World Reader

test
Example
Example

Inspiration

Our team knows some friends who are visually impaired, so we wanted to make something to keep them safe and help them better understand their environment.

What it does

It takes input images from either the camera or the storage and interpret the content of the image in natural language. It also read the content descriptions out loud for its users.

How we built it

We used Android Studio to implement the UI and convert the result text to speech. Communication between frontend and backend. The backend is implemented using Google App Engine and Vision AI API. We created a Python/Flask REST API that runs on top of App Engine. In side the REST API, we use Vision AI API to convert the picture into keywords. And we constructed a novel algorithm that converts those keywords into actual sentences.

Challenges we ran into

The backend processing time was very long. To improve the processing time we compressed the images for better performance. Converting keywords into sentences took a lot of effort.

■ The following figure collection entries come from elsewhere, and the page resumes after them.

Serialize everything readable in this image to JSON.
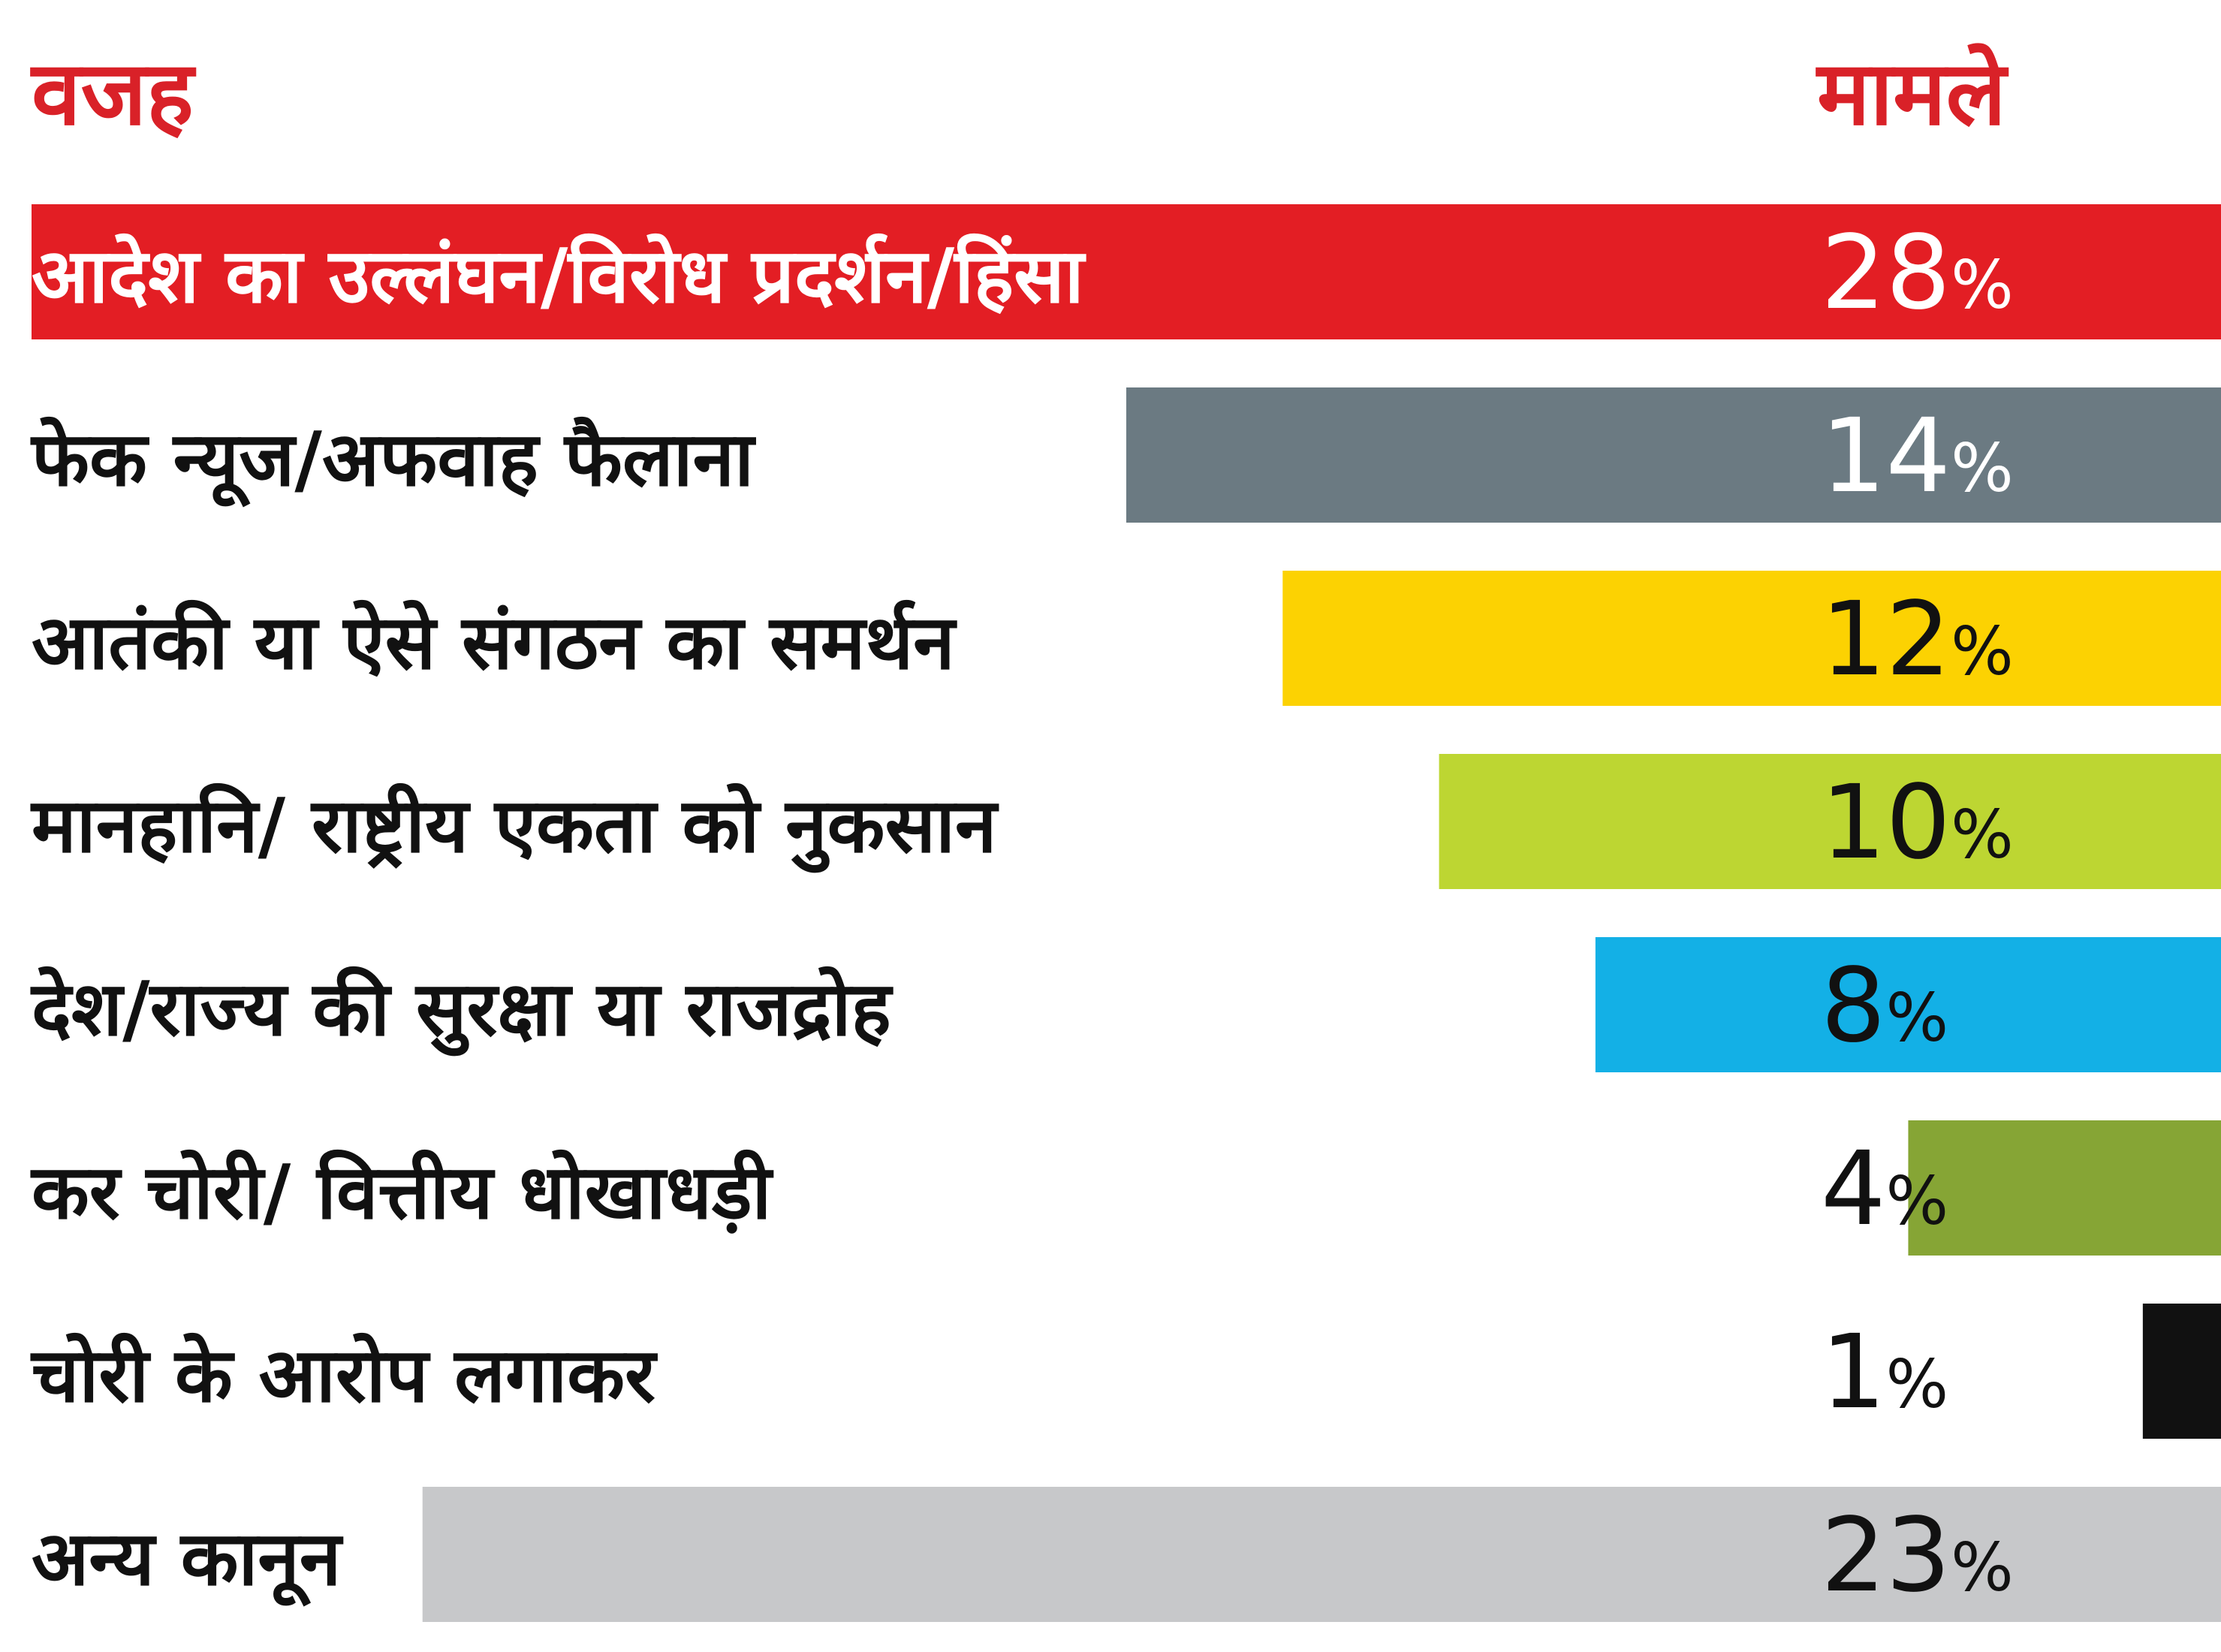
{
  "chart_data": {
    "type": "bar",
    "orientation": "horizontal",
    "headers": {
      "category": "वजह",
      "value": "मामले"
    },
    "categories": [
      "आदेश का उल्लंघन/विरोध प्रदर्शन/हिंसा",
      "फेक न्यूज/अफवाह फैलाना",
      "आतंकी या ऐसे संगठन का समर्थन",
      "मानहानि/ राष्ट्रीय एकता को नुकसान",
      "देश/राज्य की सुरक्षा या राजद्रोह",
      "कर चोरी/ वित्तीय धोखाधड़ी",
      "चोरी के आरोप लगाकर",
      "अन्य कानून"
    ],
    "values": [
      28,
      14,
      12,
      10,
      8,
      4,
      1,
      23
    ],
    "value_labels": [
      "28",
      "14",
      "12",
      "10",
      "8",
      "4",
      "1",
      "23"
    ],
    "unit": "%",
    "colors": [
      "#e31e24",
      "#6b7a82",
      "#fcd202",
      "#bdd632",
      "#13b0e6",
      "#86a535",
      "#111111",
      "#c7c8ca"
    ],
    "header_color": "#d92128",
    "xlim": [
      0,
      28
    ]
  }
}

Accomplishments that we're proud of

Our backend is completely based on GCP. We wrote an algorithm that select important keywords out of words generated by the Google AI functions from the images. Then our algorithm creates complete sentences that are understandable by human out of these keywords. We built a backend REST API for communication with frontend. We built a UI that can take pictures using device camera and store them in storage to preserve the resolution.

What we learned

We gained better understanding on how to send pictures between front end and back end, and how to compress/scale the pictures. We learned how to create human readable sentences out of keywords. Learned how to use GCP features.

What's next for World Reader

Make UI more user friendly. Implement real-time video interpretation using the basic infrastructure we already built in place for pictures. We would like to improve the quality of the generated sentences to include more precise information such as location and motion.